Government imposes steep new fees on foreign media
Foreign media organisations wishing to establish a representative office in Zimbabwe will pay an application fee of US$10,000 and a further US$20,000 and US$2,000 in permission to operate and permit administration fees, respectively.
Local journalists working for foreign media organisations will pay US$1,000 and US$3,000 in individual application and accreditation fees.
Temporary accreditation for a foreign journalist has been fixed at US$1,500. This contrasts sharply with the complimentary accreditation and administration fees for journalists from within and outside of the Southern African Development Community (SADC), which are pegged at US$150 and US$200 respectively.

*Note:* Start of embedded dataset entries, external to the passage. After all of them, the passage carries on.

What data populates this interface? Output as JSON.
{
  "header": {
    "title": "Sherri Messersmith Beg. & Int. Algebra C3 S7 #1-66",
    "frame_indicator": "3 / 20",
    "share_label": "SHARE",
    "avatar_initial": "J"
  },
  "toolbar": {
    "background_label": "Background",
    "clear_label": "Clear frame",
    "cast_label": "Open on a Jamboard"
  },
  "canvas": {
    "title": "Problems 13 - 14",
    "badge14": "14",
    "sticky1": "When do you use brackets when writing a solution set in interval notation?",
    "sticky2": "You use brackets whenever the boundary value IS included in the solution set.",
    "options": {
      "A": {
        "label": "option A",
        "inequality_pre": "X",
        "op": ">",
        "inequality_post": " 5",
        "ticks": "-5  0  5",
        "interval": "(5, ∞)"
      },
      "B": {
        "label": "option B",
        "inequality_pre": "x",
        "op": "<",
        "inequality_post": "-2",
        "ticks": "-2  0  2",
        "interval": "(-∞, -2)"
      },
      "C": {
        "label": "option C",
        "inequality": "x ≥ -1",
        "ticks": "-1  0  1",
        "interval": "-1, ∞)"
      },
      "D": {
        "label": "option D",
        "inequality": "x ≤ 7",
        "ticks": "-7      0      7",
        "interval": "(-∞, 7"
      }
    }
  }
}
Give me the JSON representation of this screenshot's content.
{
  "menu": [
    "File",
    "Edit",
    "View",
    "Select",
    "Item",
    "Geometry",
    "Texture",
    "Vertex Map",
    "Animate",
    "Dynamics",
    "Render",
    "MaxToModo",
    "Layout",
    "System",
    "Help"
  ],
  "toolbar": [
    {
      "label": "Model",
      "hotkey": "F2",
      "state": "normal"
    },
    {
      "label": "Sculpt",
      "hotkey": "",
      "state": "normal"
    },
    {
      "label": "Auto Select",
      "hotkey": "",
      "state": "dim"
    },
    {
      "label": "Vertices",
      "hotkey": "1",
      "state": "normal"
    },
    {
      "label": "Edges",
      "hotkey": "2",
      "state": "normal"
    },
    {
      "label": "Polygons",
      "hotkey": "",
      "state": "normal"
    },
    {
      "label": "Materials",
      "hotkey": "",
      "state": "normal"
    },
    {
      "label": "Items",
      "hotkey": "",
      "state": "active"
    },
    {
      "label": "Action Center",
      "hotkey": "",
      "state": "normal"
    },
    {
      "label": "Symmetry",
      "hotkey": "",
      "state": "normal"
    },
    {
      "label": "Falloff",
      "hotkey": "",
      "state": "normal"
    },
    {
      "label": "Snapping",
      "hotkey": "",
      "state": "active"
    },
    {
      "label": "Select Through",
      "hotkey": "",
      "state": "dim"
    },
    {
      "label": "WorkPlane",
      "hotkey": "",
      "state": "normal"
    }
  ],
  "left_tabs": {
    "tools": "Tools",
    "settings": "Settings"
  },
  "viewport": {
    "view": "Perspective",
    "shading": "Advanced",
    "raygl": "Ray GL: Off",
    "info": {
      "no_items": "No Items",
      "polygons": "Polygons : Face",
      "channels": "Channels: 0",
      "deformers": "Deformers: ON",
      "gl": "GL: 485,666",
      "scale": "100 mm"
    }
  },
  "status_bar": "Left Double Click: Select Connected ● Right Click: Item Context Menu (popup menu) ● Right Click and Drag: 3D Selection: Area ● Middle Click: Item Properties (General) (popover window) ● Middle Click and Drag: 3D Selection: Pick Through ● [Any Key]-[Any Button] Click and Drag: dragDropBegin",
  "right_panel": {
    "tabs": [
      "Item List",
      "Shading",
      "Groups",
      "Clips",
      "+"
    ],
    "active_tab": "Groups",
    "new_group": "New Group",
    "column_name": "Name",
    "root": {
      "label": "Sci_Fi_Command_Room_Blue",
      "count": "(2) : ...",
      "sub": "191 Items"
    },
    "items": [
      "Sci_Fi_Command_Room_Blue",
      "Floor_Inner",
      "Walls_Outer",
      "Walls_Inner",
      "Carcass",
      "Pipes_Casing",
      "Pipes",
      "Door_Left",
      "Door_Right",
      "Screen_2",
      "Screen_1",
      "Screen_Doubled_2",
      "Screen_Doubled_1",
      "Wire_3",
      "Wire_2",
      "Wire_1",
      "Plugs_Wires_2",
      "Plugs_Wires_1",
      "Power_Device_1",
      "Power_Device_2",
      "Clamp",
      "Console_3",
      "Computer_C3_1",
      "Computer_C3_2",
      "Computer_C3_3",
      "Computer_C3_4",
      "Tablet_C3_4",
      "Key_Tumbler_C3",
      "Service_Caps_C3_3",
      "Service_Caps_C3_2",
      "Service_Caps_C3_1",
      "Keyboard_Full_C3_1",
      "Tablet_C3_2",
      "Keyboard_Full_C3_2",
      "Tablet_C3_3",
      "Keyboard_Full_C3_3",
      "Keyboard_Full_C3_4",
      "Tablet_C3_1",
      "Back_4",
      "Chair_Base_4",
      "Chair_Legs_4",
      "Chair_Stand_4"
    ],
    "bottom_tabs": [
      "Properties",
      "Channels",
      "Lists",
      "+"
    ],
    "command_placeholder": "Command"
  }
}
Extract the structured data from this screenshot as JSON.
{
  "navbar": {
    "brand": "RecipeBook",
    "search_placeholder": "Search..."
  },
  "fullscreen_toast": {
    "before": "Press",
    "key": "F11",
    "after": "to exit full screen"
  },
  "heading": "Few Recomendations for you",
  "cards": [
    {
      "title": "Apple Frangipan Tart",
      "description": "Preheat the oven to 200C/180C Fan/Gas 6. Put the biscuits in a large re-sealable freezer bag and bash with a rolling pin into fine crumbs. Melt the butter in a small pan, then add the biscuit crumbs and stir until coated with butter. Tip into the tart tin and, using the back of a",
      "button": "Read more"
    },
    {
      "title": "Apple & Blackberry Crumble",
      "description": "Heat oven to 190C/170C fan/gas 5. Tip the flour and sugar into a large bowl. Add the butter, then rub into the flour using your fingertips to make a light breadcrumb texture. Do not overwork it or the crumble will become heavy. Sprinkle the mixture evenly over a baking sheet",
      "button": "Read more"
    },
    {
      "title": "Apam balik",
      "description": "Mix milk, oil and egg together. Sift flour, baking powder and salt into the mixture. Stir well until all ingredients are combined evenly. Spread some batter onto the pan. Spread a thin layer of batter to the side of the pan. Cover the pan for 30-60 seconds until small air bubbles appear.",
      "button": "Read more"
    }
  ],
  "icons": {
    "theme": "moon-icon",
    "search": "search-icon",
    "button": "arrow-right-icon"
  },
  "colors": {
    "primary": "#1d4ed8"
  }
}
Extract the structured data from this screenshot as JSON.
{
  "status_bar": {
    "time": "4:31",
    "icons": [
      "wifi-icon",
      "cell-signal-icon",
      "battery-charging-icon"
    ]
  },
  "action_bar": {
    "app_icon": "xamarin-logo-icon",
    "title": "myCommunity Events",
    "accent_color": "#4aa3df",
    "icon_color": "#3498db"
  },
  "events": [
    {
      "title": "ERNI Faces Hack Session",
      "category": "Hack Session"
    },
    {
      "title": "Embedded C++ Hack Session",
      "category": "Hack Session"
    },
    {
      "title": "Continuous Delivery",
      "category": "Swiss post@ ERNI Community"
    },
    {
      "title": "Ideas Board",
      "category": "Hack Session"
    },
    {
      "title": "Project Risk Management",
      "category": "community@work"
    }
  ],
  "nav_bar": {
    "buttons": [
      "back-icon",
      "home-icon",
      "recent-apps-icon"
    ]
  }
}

MISA-Zimbabwe views these prohibitively steep fees as designed to discourage and frustrate foreign news organisations and local journalists working for them from operating in Zimbabwe, given the government's hostility to the media. While the fees for local media organisations are significantly lower - pegged at Z$10 billion (approx. US$1), Z$30 billion (approx. US$3) and Z$20 billion (approx. US$2) in application, registration and renewal of registration fees, respectively - these should be viewed in the context of an already constricted media environment and the harsh economic conditions prevailing in Zimbabwe.
Journalists working for local organisations as well as local freelance journalists will also face new fees under the law.
The fees were gazetted in the absence of the Zimbabwe Media Commission (ZMC), the statutory media regulatory body which is to be the successor to the Media and Information Commission (MIC). The body will be tasked with the functions of media registration and regulation, and accreditation of journalists. The ZMC, however, remains to be constituted following the amendments to AIPPA, the Broadcasting Services Act (BSA) and Public Order and Security Act (POSA), which were signed into law by President Robert Mugabe on 11 January 2008.